Эйнар молчал. Смотрел на Гарма, на его сгорбленную спину, на его дрожащие руки, на его короткую, бледную тень. И внутри, под рёбрами, пульсировало что-то — не дар, не страх, не надежда. Согласие.


— Смогу, — ответил он, и голос его был ровным, спокойным, как у человека, который не боится смерти. — Я запомню тебя, Гарм. Не вождём Детей Бурь — человеком. Который боялся, но не бежал. Который ошибался, но признал это. Который проиграл, но не сломался. Это больше, чем у многих.


X


Гарм кивнул — медленно, тяжело, как кивают, когда слышат правду, которую знали, но боялись признать. Его единственный глаз наполнился влагой — не слезами, той влагой, которая появляется у старых людей, когда они вспоминают то, что потеряли навсегда.


— Хорошо, пустой, — сказал он. — Тогда я скажу тебе то, чего не говорил никому. Даже Сайге. Даже своей жене, которая исчезла в «звенящий час». Я скажу, почему я так боялся тебя. Не твоей силы — твоей правоты.


Он сел обратно на камень — не потому, что хотел, потому, что ноги не держали. Его руки — тонкие, с узловатыми суставами, с тёмными пятнами на коже — лежали на коленях, как мёртвые птицы, как старые корни, как память.


— Я убил своего отца, — сказал Гарм, и голос его был тихим, почти шёпотом, но в этой тишине каждое слово звучало как признание. — Не ножом — правдой. Он был вождём до меня.
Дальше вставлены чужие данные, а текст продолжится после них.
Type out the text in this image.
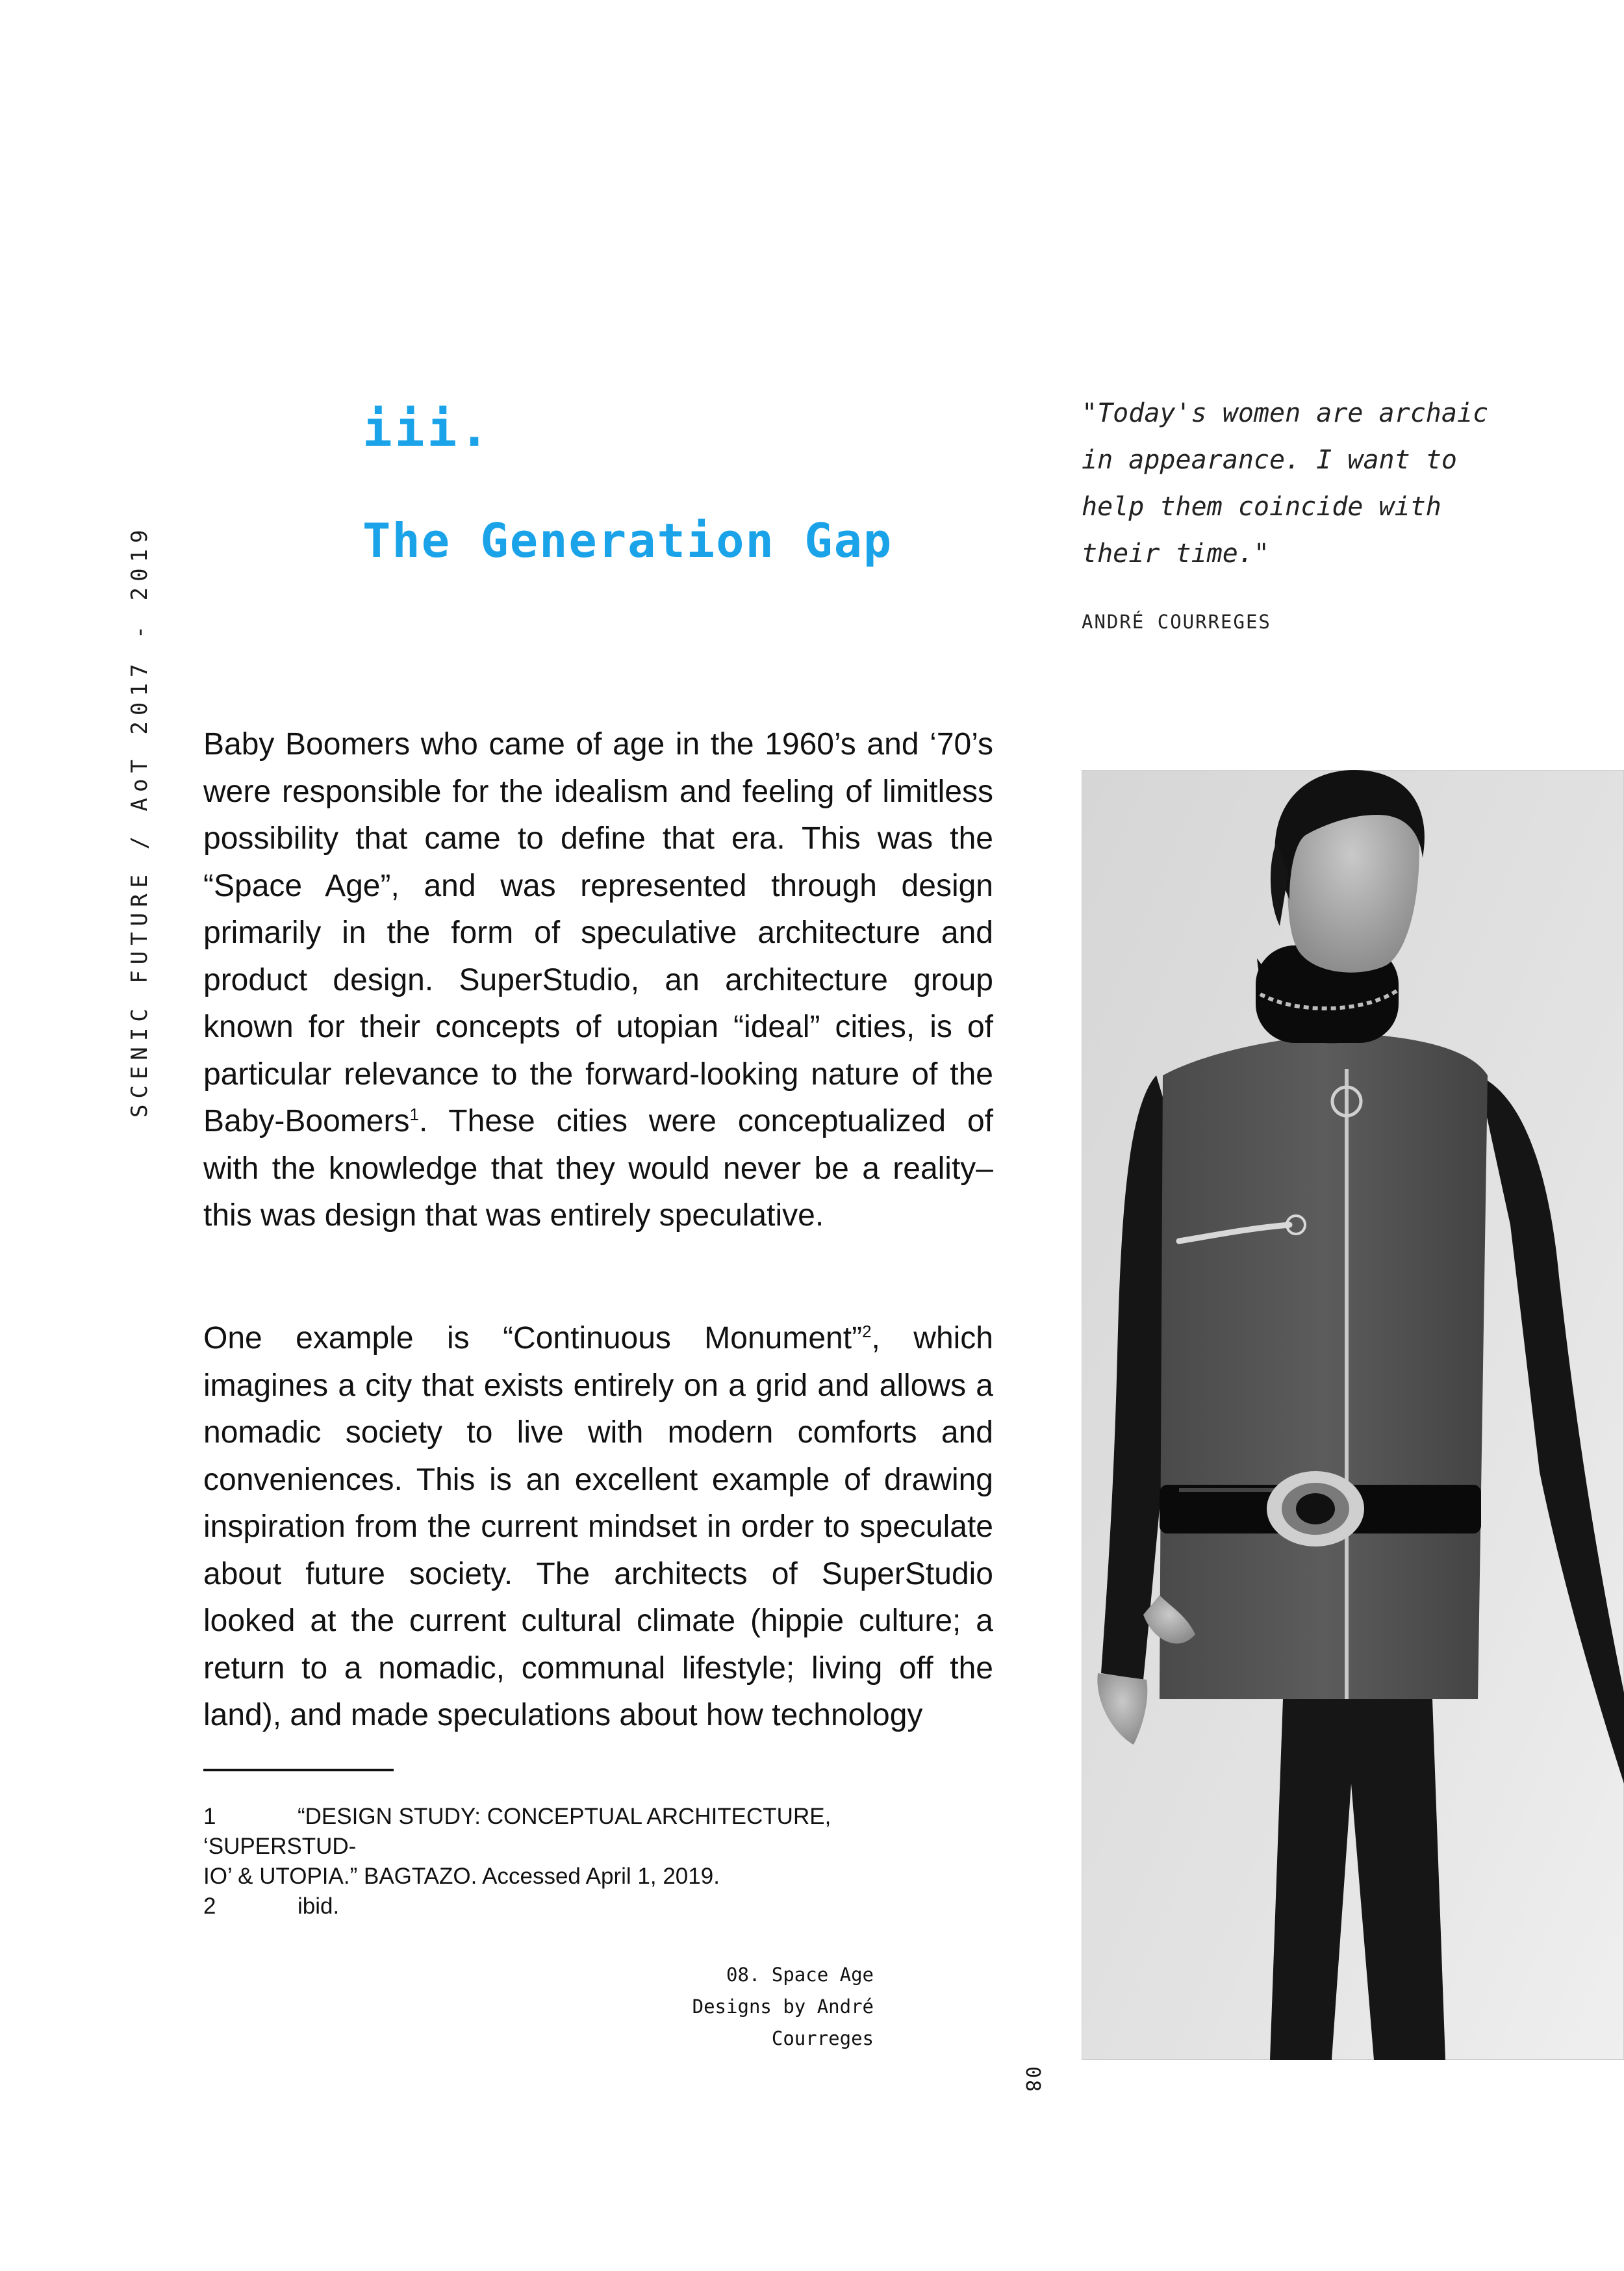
SCENIC FUTURE / AoT 2017 - 2019
iii.
The Generation Gap
"Today's women are archaic
in appearance. I want to
help them coincide with
their time."
ANDRÉ COURREGES

Baby Boomers who came of age in the 1960’s and ‘70’s were responsible for the idealism and feeling of limitless possibility that came to define that era. This was the “Space Age”, and was represented through design primarily in the form of speculative architecture and product design. SuperStudio, an architecture group known for their concepts of utopian “ideal” cities, is of particular relevance to the forward-looking nature of the Baby-Boomers$^1$. These cities were conceptualized of with the knowledge that they would never be a reality–this was design that was entirely speculative.

One example is “Continuous Monument”$^2$, which imagines a city that exists entirely on a grid and allows a nomadic society to live with modern comforts and conveniences. This is an excellent example of drawing inspiration from the current mindset in order to speculate about future society. The architects of SuperStudio looked at the current cultural climate (hippie culture; a return to a nomadic, communal lifestyle; living off the land), and made speculations about how technology

1	“DESIGN STUDY: CONCEPTUAL ARCHITECTURE, ‘SUPERSTUD-
IO’ & UTOPIA.” BAGTAZO. Accessed April 1, 2019.
2	ibid.
08. Space Age
Designs by André
Courreges
08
Он правил сорок лет. Он был сильным, жестоким, мудрым. Но он состарился. Его тень стала короткой, как твоя. Его рука дрожала, как моя сейчас. Воины перестали бояться его. Они начали шептаться.


Он замолчал, закрыл единственный глаз. На секунду — на миг — на то самое мгновение, которое отделяет жизнь от смерти, память от забвения, отражение от пустоты.


— Сначала за спиной, — продолжал Гарм, открывая глаз. — Потом — в лицо. «Ты стар, вождь. Ты слаб. Ты должен уступить место молодым». Я слушал. Я молчал. Я ждал. А потом я сказал: «Отец, ты больше не нужен клану. Уходи в Пустошь. Или умри здесь, но умри один».


Он провёл рукой по лицу — по бледному, морщинистому лицу, по единственному глазу, по седым, свалявшимся волосам. Его пальцы дрожали.